Hi everyone,
For a while Kestrel <https://github.com/aspnet/KestrelHttpServer>(an
ASP.NET server built on top of libuv) has been using named pipes on Windows
to accept incoming connections on multiple event loops. It basically works
as described in the processes section of the uv book
<http://nikhilm.github.io/uvbook/index.html>, but with a single process.
After doing some profiling, we noticed that the connections accepted on the
duplicated socket on the secondary threads are using event handles instead
of IOCP for async completion on windows, e.g.:
int uv_tcp_write(uv_loop_t* loop,
uv_write_t* req,
uv_tcp_t* handle,
const uv_buf_t bufs[],
unsigned int nbufs,
uv_write_cb cb) {
int result;
DWORD bytes;
uv_req_init(loop, (uv_req_t*) req);
req->type = UV_WRITE;
req->handle = (uv_stream_t*) handle;
req->cb = cb;
/* Prepare the overlapped structure. */
memset(&(req->u.io.overlapped), 0, sizeof(req->u.io.overlapped));
if (handle->flags & UV_HANDLE_EMULATE_IOCP) {
req->event_handle = CreateEvent(NULL, 0, 0, NULL);
if (!req->event_handle) {
uv_fatal_error(GetLastError(), "CreateEvent");
}
req->u.io.overlapped.hEvent = (HANDLE) ((ULONG_PTR) req->event_handle |
1);
req->wait_handle = INVALID_HANDLE_VALUE;
}
...
if (handle->flags & UV_HANDLE_EMULATE_IOCP &&
!RegisterWaitForSingleObject(&req->wait_handle,
req->event_handle, post_write_completion, (void*) req,
INFINITE, WT_EXECUTEINWAITTHREAD | WT_EXECUTEONLYONCE)) {
SET_REQ_ERROR(req, GetLastError());
uv_insert_pending_req(loop, (uv_req_t*)req);
}
This seems to occur because we accept the socket on both the primary loop
and secondary loop. The first call to uv_tcp_accept associates the socket
with the primary loop's completion port which causes the second call to
CreateIoCompletionPort (via uv_pipe_accept->uv_tcp_import) to fail on the
duplicated socket on the secondary thread. This sequence of events is what
causes the UV_HANDLE_EMULATE_IOCP flag to be set.

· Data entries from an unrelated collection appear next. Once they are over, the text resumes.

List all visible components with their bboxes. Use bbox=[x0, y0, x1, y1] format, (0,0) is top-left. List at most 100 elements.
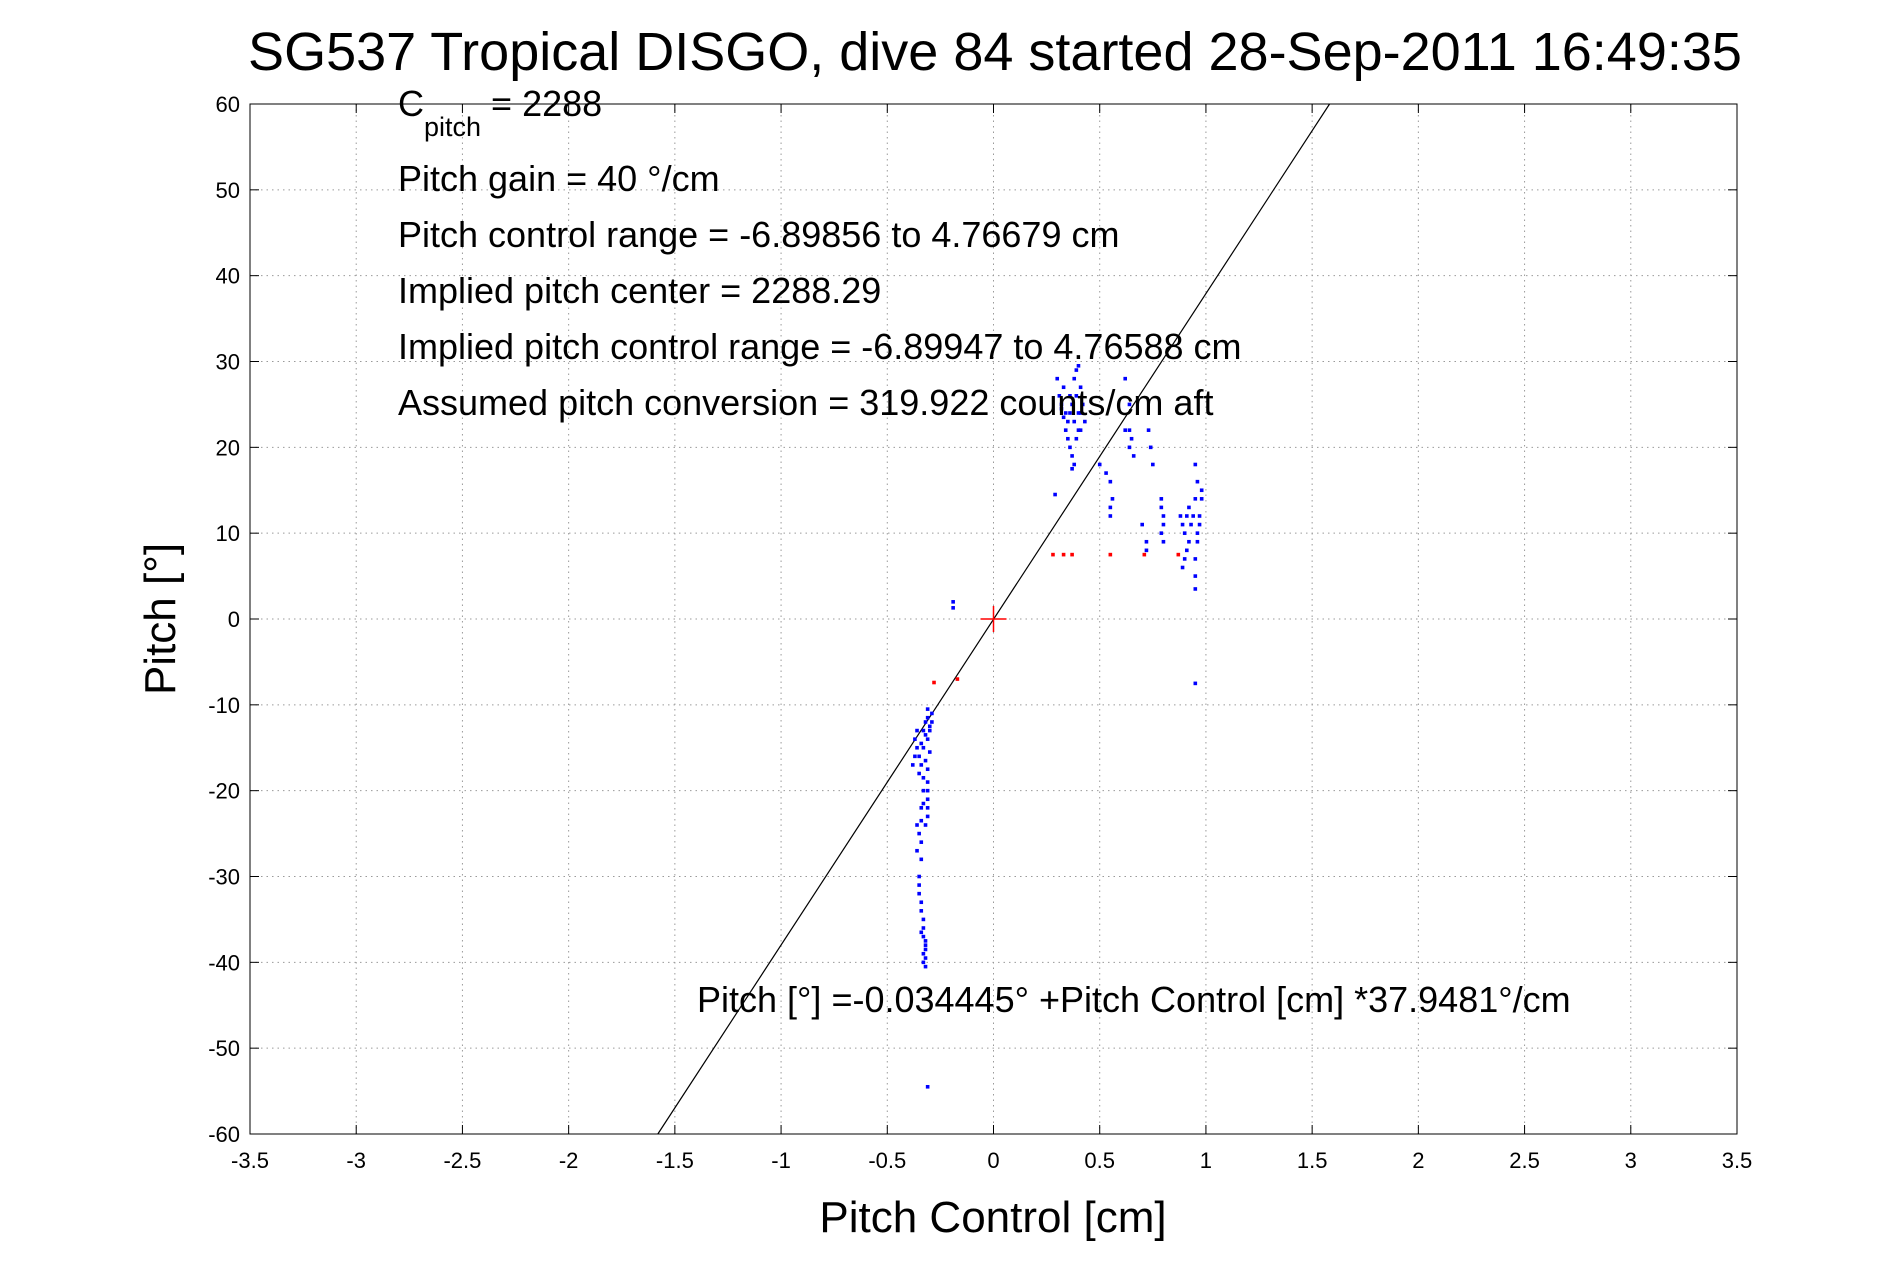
data-point bbox=[1076, 411, 1081, 415]
data-point bbox=[1070, 552, 1074, 557]
data-point bbox=[1193, 497, 1198, 501]
data-point bbox=[917, 874, 921, 879]
x-tick-label: -0.5 bbox=[868, 1148, 906, 1173]
x-axis-label: Pitch Control [cm] bbox=[819, 1193, 1166, 1242]
data-point bbox=[1108, 479, 1113, 484]
data-point bbox=[923, 733, 928, 737]
data-point bbox=[1151, 462, 1155, 467]
pitch-gain-annotation: Pitch gain = 40 °/cm bbox=[398, 158, 720, 199]
y-tick-label: -20 bbox=[208, 779, 240, 804]
data-point bbox=[1074, 368, 1079, 372]
x-tick-label: 3 bbox=[1625, 1148, 1637, 1173]
data-point bbox=[921, 788, 926, 793]
data-point bbox=[1072, 376, 1077, 381]
data-point bbox=[1068, 445, 1072, 450]
data-point bbox=[919, 857, 924, 862]
data-point bbox=[1193, 557, 1198, 561]
data-point bbox=[919, 930, 924, 935]
data-point bbox=[921, 775, 926, 780]
data-point bbox=[913, 754, 917, 759]
x-tick-label: 0 bbox=[987, 1148, 999, 1173]
data-point bbox=[1061, 552, 1066, 557]
y-tick-labels: -60 -50 -40 -30 -20 -10 0 10 20 30 40 50 60 bbox=[208, 92, 240, 1147]
data-point bbox=[1127, 402, 1132, 407]
data-point bbox=[1063, 411, 1068, 415]
data-point bbox=[923, 964, 928, 969]
data-point bbox=[925, 767, 930, 772]
data-point bbox=[1123, 376, 1128, 381]
y-tick-label: 10 bbox=[216, 521, 240, 546]
x-tick-label: -2.5 bbox=[443, 1148, 481, 1173]
data-point bbox=[1197, 522, 1202, 527]
y-tick-label: 50 bbox=[216, 178, 240, 203]
data-point bbox=[917, 754, 921, 759]
x-tick-label: 3.5 bbox=[1722, 1148, 1753, 1173]
data-point bbox=[925, 707, 930, 711]
data-point bbox=[1057, 394, 1062, 398]
data-point bbox=[921, 934, 926, 939]
data-point bbox=[930, 720, 934, 724]
data-point bbox=[1178, 514, 1183, 518]
data-point bbox=[1187, 505, 1191, 510]
x-tick-label: 0.5 bbox=[1084, 1148, 1115, 1173]
data-point bbox=[919, 763, 924, 767]
data-point bbox=[913, 737, 917, 741]
data-point bbox=[1053, 492, 1057, 497]
y-tick-label: 60 bbox=[216, 92, 240, 117]
data-point bbox=[955, 677, 960, 681]
data-point bbox=[1144, 548, 1149, 553]
data-point bbox=[1055, 376, 1060, 381]
data-point bbox=[1059, 402, 1064, 407]
data-point bbox=[1072, 419, 1077, 424]
y-tick-label: -50 bbox=[208, 1036, 240, 1061]
data-point bbox=[925, 780, 930, 784]
data-point bbox=[921, 801, 926, 806]
data-point bbox=[925, 737, 930, 741]
data-point bbox=[1180, 522, 1185, 527]
data-point bbox=[921, 926, 926, 930]
data-point bbox=[1063, 428, 1068, 432]
data-point bbox=[1142, 552, 1147, 557]
data-point bbox=[917, 891, 921, 896]
data-point bbox=[1148, 445, 1153, 450]
assumed-conversion-annotation: Assumed pitch conversion = 319.922 count… bbox=[398, 382, 1213, 423]
data-point bbox=[919, 840, 924, 844]
data-point bbox=[923, 947, 928, 952]
x-tick-label: -2 bbox=[559, 1148, 579, 1173]
data-point bbox=[927, 724, 932, 729]
y-tick-label: 20 bbox=[216, 435, 240, 460]
data-point bbox=[915, 823, 919, 827]
x-tick-label: -1 bbox=[771, 1148, 791, 1173]
data-point bbox=[919, 741, 924, 746]
data-point bbox=[1159, 531, 1164, 535]
data-point bbox=[927, 750, 932, 754]
data-point bbox=[1123, 428, 1128, 432]
data-point bbox=[1076, 428, 1081, 432]
implied-center-annotation: Implied pitch center = 2288.29 bbox=[398, 270, 881, 311]
data-point bbox=[927, 728, 932, 733]
data-point bbox=[1076, 363, 1081, 368]
data-point bbox=[925, 1084, 930, 1089]
data-point bbox=[1131, 454, 1136, 458]
data-point bbox=[1108, 552, 1113, 557]
y-tick-label: -40 bbox=[208, 950, 240, 975]
x-tick-labels: -3.5 -3 -2.5 -2 -1.5 -1 -0.5 0 0.5 1 1.5 2 2.5 3 3.5 bbox=[231, 1148, 1752, 1173]
data-point bbox=[923, 823, 928, 827]
y-tick-label: 30 bbox=[216, 350, 240, 375]
data-point bbox=[1185, 548, 1189, 553]
data-point bbox=[921, 951, 926, 956]
data-point bbox=[1078, 385, 1083, 390]
data-point bbox=[1068, 411, 1072, 415]
data-point bbox=[1189, 522, 1193, 527]
tick-marks bbox=[249, 103, 1738, 1135]
data-point bbox=[1199, 497, 1204, 501]
data-point bbox=[923, 758, 928, 763]
data-point bbox=[1182, 557, 1187, 561]
control-range-annotation: Pitch control range = -6.89856 to 4.7667… bbox=[398, 214, 1119, 255]
data-point bbox=[1161, 539, 1166, 544]
data-point bbox=[1161, 514, 1166, 518]
data-point bbox=[1129, 436, 1134, 441]
y-tick-label: -10 bbox=[208, 693, 240, 718]
data-point bbox=[1110, 497, 1115, 501]
data-point bbox=[915, 848, 919, 853]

static int uv_tcp_set_socket(uv_loop_t* loop,
uv_tcp_t* handle,
SOCKET socket,
int family,
int imported) {
...
/* Associate it with the I/O completion port. */
/* Use uv_handle_t pointer as completion key. */
if (CreateIoCompletionPort((HANDLE)socket,
loop->iocp,
(ULONG_PTR)socket,
0) == NULL) {
if (imported) {
handle->flags |= UV_HANDLE_EMULATE_IOCP;
} else {
return GetLastError();
}
}
We were able to work around this issue on Windows by not using pipes, but
instead accepting connections directly on the secondary loops. To prevent
race conditions, we block inside the listen callback in the primary loop
until the secondary loop finishes accepting the new connection. We still
use Unix domain sockets on non-Windows platforms to support multiple loops.
The PR including this change can be found here:
https://github.com/aspnet/KestrelHttpServer/pull/602/files#diff-5cfac6c0d3b3c415c8884d8696ff11f5R15
This gives us about a 15% performance improvement in our plaintext
benchmark: https://github.com/aspnet/Benchmarks#the-scenarios
<https://github.com/aspnet/Benchmarks#the-scenarios>It also happens to work
around an issue we have with named pipes
<https://github.com/aspnet/KestrelHttpServer/issues/582> on Azure Web Apps,
but it's entirely possible we could find a way to make named pipes work if
need be
I understand this use of libuv is off-label, and that the underlying
implementation could change, but is there any concrete reason we shouldn't
do this on Windows? Is there a better method of supporting multiple event
loops on Windows without emulating IOCP?